Former White House official Ben Rhodes warned on Thursday that President Donald Trump's trust in North Korea's Kim Jong Un over U.S. allies has fostered a "dangerous and destabilizing situation" that could affect the entire world.

Rhodes comments, which he made during an interview on MSNBC's Morning Joe, came after North Korea fired more short-range missiles after a similar test last Friday. Before Rhodes' interview, the Morning Joe hosts played a clip of Trump, during his February summit with Kim in Vietnam, insisting that he trusted Kim to not conduct weapons tests. "I take him at his word," the president said at the time.

"Thus fa, what you've seen this president do is heap praise on Kim Jong Un and kind of revel in the spectacle of these summits, where nothing happens," said Rhodes, who served as deputy national security adviser to President Barack Obama. "They've not rolled back their nuclear program at all. They've not rolled back their ballistic missile program at all."

At a railway station in Seoul, South Korea, on May 9, people watch a TV news program showing file footage of North Korea's projectile weapons. JUNG YEON-JE/AFP/Getty Images

Continuing his criticism of Trump's approach, Rhodes said: "We cannot stress how unusual it is that this president takes Kim Jong Un at his word repeatedly."

The national security expert pointed out that the president should instead be working closely with allies such as South Korea and Japan. Trump has "consistently treated allies worse than he's treated Kim Jong Un, and that's why this has become such a dangerous and destabilizing situation globally," he said. "The U.S. is seen as not being able to keep its word to our closest treaty allies."

Rhodes also drew a comparison between Kim's approach to Trump and the approach of other strongman leaders from around the world. "If you flatter him [Trump], if you give him a spectacle, you don't need to do anything."

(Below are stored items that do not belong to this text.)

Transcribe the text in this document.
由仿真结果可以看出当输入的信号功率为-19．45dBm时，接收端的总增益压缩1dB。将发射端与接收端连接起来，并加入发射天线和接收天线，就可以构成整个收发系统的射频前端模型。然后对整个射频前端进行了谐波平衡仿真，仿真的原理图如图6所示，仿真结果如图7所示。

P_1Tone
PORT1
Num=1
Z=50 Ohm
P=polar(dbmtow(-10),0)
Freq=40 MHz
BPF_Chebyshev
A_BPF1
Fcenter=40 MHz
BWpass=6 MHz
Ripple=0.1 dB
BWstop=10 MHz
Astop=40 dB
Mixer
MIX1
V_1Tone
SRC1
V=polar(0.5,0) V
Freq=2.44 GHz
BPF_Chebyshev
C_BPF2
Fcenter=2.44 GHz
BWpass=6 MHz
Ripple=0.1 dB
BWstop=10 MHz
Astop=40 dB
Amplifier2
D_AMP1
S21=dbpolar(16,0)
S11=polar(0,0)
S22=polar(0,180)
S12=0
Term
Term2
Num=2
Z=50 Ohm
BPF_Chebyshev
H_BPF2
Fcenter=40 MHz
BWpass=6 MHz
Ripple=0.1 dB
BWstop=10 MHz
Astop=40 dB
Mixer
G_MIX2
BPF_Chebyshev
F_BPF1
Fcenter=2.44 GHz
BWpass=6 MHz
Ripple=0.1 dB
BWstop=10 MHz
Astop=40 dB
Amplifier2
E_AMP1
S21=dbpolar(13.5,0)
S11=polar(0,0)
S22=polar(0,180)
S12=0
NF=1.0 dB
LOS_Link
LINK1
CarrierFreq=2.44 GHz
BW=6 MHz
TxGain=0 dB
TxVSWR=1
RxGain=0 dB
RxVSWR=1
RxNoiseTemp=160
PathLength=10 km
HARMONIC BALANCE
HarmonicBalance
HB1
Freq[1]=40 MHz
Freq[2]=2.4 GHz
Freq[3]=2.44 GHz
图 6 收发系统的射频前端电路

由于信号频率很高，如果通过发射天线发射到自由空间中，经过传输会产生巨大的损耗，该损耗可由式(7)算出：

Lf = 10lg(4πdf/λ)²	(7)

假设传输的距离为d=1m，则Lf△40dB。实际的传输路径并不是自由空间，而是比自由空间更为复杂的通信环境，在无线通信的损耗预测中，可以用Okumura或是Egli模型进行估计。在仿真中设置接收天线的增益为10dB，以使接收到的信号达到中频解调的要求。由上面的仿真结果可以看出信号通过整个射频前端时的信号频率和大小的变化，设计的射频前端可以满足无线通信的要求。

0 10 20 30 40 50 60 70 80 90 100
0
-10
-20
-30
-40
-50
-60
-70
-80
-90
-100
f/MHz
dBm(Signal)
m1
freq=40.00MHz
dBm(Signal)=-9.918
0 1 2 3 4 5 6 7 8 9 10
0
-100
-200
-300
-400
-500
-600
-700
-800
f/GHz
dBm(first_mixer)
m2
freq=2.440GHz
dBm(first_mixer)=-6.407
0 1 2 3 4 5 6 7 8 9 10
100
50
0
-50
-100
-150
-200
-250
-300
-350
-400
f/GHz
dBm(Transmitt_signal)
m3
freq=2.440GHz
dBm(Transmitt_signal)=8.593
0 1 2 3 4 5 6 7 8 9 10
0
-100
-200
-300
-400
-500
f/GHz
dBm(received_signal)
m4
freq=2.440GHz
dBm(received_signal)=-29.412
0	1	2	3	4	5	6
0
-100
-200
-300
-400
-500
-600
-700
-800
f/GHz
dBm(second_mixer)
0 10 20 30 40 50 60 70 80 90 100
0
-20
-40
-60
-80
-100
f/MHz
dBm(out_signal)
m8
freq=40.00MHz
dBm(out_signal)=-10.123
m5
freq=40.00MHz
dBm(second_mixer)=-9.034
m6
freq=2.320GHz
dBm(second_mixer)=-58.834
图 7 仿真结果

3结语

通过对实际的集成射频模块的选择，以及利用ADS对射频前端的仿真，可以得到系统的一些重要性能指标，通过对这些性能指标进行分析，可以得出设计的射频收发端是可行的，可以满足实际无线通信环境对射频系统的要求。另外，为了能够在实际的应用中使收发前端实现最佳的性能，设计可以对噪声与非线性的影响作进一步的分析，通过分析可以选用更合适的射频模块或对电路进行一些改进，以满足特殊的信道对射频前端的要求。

Although Trump has repeatedly praised Kim and spoken optimistically about the possibility of denuclearization, talks between Washington and Pyongyang have faltered following the president's second face-to-face meeting with Kim, in Vietnam at the end of February. Trump left that meeting abruptly without any meaningful agreement.

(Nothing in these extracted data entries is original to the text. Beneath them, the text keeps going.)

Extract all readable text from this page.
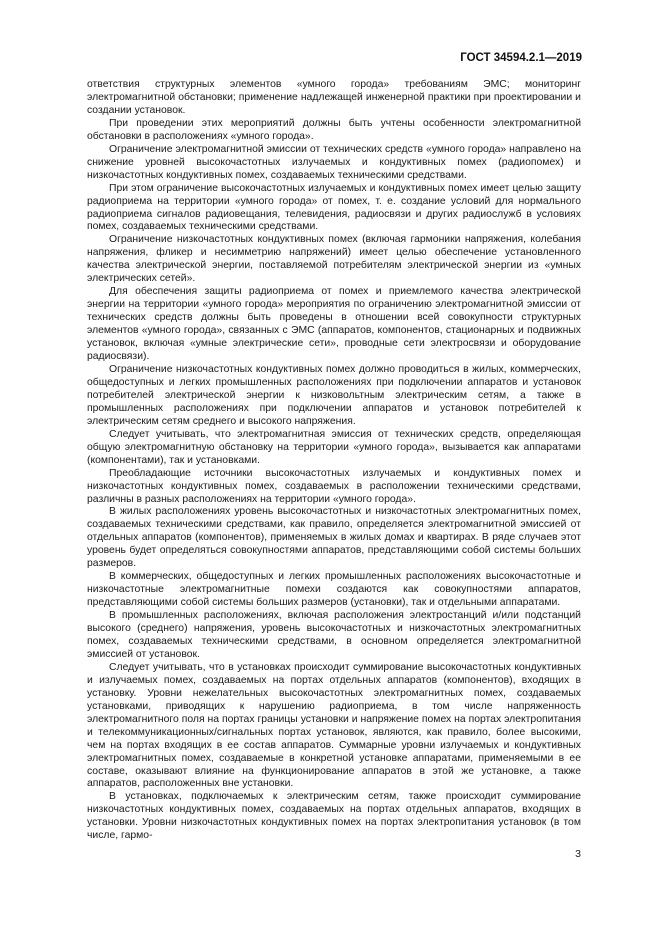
ГОСТ 34594.2.1—2019

ответствия структурных элементов «умного города» требованиям ЭМС; мониторинг электромагнитной обстановки; применение надлежащей инженерной практики при проектировании и создании установок.

При проведении этих мероприятий должны быть учтены особенности электромагнитной обстановки в расположениях «умного города».

Ограничение электромагнитной эмиссии от технических средств «умного города» направлено на снижение уровней высокочастотных излучаемых и кондуктивных помех (радиопомех) и низкочастотных кондуктивных помех, создаваемых техническими средствами.

При этом ограничение высокочастотных излучаемых и кондуктивных помех имеет целью защиту радиоприема на территории «умного города» от помех, т. е. создание условий для нормального радиоприема сигналов радиовещания, телевидения, радиосвязи и других радиослужб в условиях помех, создаваемых техническими средствами.

Ограничение низкочастотных кондуктивных помех (включая гармоники напряжения, колебания напряжения, фликер и несимметрию напряжений) имеет целью обеспечение установленного качества электрической энергии, поставляемой потребителям электрической энергии из «умных электрических сетей».

Для обеспечения защиты радиоприема от помех и приемлемого качества электрической энергии на территории «умного города» мероприятия по ограничению электромагнитной эмиссии от технических средств должны быть проведены в отношении всей совокупности структурных элементов «умного города», связанных с ЭМС (аппаратов, компонентов, стационарных и подвижных установок, включая «умные электрические сети», проводные сети электросвязи и оборудование радиосвязи).

Ограничение низкочастотных кондуктивных помех должно проводиться в жилых, коммерческих, общедоступных и легких промышленных расположениях при подключении аппаратов и установок потребителей электрической энергии к низковольтным электрическим сетям, а также в промышленных расположениях при подключении аппаратов и установок потребителей к электрическим сетям среднего и высокого напряжения.

Следует учитывать, что электромагнитная эмиссия от технических средств, определяющая общую электромагнитную обстановку на территории «умного города», вызывается как аппаратами (компонентами), так и установками.

Преобладающие источники высокочастотных излучаемых и кондуктивных помех и низкочастотных кондуктивных помех, создаваемых в расположении техническими средствами, различны в разных расположениях на территории «умного города».

В жилых расположениях уровень высокочастотных и низкочастотных электромагнитных помех, создаваемых техническими средствами, как правило, определяется электромагнитной эмиссией от отдельных аппаратов (компонентов), применяемых в жилых домах и квартирах. В ряде случаев этот уровень будет определяться совокупностями аппаратов, представляющими собой системы больших размеров.

В коммерческих, общедоступных и легких промышленных расположениях высокочастотные и низкочастотные электромагнитные помехи создаются как совокупностями аппаратов, представляющими собой системы больших размеров (установки), так и отдельными аппаратами.

В промышленных расположениях, включая расположения электростанций и/или подстанций высокого (среднего) напряжения, уровень высокочастотных и низкочастотных электромагнитных помех, создаваемых техническими средствами, в основном определяется электромагнитной эмиссией от установок.

Следует учитывать, что в установках происходит суммирование высокочастотных кондуктивных и излучаемых помех, создаваемых на портах отдельных аппаратов (компонентов), входящих в установку. Уровни нежелательных высокочастотных электромагнитных помех, создаваемых установками, приводящих к нарушению радиоприема, в том числе напряженность электромагнитного поля на портах границы установки и напряжение помех на портах электропитания и телекоммуникационных/сигнальных портах установок, являются, как правило, более высокими, чем на портах входящих в ее состав аппаратов. Суммарные уровни излучаемых и кондуктивных электромагнитных помех, создаваемые в конкретной установке аппаратами, применяемыми в ее составе, оказывают влияние на функционирование аппаратов в этой же установке, а также аппаратов, расположенных вне установки.

В установках, подключаемых к электрическим сетям, также происходит суммирование низкочастотных кондуктивных помех, создаваемых на портах отдельных аппаратов, входящих в установки. Уровни низкочастотных кондуктивных помех на портах электропитания установок (в том числе, гармо-

3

North Korea's Kim Jong Un walks with President Donald Trump during a break in talks at their summit in Singapore on June 12, 2018. SAUL LOEB/AFP/Getty Images

Then, last Friday, North Korea carried out its first ballistic weapons tests in more than a year. Trump responded by saying that Kim "does not want to break his promise to me."

On Wednesday, a spokesperson for the Defense POW/MIA Accounting Agency confirmed that talks over returning the remains of thousands of U.S. soldiers had been suspended. About 7,700 U.S. soldiers' remains are still in North Korea 66 years after the Korean War armistice. That news marked another key setback for Trump's North Korea policy, as the president has long touted Kim's promise to return the remains.

Experts have long been skeptical about Trump's negotiations with North Korea. As Rhodes pointed out, despite the president's optimistic rhetoric, Kim has not taken any significant steps toward denuclearizing his nation. Satellite images and reports have even suggested that North Korea has actually expanded its nuclear program while negotiations have continued.